Some of those startups include Tel Aviv, Israel AI21 Labs; Palo Alto, Calif.-based Contextual AI; New York-based Elemental Cognition; and San Francisco-based Writer, he said. Alphabet has also invested $300 million in Anthropic, an AI startup founded by former employees at rival OpenAI.

Alphabet has also integrated Duet AI across its cybersecurity portfolio to provide generative AI-powered assistance in Mandiant Threat Intelligence, Chronicle Security Operations, and Security Command Center, Pichai said.

“This reduces the time security teams spend writing, running, and refining searches by seven times,” he said. “We are the only leading security provider that combines frontline intelligence and expertise, a modern security operations platform, and a trusted cloud foundation, all infused with generative AI.”

For its third fiscal quarter 2023, which ended September 30, Alphabet reported total revenue of $76.69 billion, up 11 percent over the $69.09 billion the company reported for its third fiscal quarter 2022.

This included Google Cloud revenue of $8.41 billion, up 22 percent over the $6.87 billion the company reported for the year-ago quarter. Alphabet stock sank 6 percent in after-hours trading Tuesday as cloud revenue came in slightly below Wall Street expectations.

Google Cloud reported operating income of $266 million, up significantly from the $440 million loss the business reported last year.

The Google Cloud business includes infrastructure and platform services, collaboration tools, and other services for enterprise customers. The organization generates revenue from fees received for Google Cloud Platform services, Google Workspace communication and collaboration tools, and other enterprise services, the company said.
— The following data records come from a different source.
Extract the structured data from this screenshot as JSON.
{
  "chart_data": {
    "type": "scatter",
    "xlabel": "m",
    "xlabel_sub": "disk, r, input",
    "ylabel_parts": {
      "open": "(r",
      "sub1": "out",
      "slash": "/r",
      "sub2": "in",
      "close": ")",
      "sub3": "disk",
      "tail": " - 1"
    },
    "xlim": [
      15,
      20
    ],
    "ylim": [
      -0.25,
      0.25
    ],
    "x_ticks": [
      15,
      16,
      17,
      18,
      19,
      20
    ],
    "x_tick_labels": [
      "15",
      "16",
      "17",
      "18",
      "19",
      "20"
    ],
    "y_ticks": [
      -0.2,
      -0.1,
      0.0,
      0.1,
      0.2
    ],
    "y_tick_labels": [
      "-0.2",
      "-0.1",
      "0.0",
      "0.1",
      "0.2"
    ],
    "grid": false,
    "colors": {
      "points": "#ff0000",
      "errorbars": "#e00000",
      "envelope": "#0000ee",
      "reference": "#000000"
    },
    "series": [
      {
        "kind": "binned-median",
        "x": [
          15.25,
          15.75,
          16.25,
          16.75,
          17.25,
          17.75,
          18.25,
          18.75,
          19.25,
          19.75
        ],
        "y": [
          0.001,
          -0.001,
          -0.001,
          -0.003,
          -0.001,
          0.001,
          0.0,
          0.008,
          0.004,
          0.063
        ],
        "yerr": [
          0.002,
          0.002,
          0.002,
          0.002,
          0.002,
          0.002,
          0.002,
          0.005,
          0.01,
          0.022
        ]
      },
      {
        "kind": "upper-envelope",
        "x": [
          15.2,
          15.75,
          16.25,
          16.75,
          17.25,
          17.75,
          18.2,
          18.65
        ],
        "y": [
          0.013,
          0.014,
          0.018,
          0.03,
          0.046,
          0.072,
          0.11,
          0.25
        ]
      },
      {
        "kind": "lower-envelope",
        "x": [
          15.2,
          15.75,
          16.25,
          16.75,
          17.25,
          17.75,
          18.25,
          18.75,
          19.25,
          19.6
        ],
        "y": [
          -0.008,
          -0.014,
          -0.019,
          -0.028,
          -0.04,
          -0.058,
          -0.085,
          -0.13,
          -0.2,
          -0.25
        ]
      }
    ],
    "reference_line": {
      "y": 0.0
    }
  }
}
U.S. revenue for the quarter was $36.35 billion, up from $33.37 billion.

Total revenue beat analyst expectations by $980 million, according to seeking Alpha. However, Google Cloud revenue missed analyst expectations, the only segment that missed, Seeking Alpha said.

Alphabet also reported GAAP net income for the quarter of $19.69 billion or $1.55 per share, up from $13.91 billion or $1.06 per share. That beat analyst expectations by 10 cents per share, Seeking Alpha reported.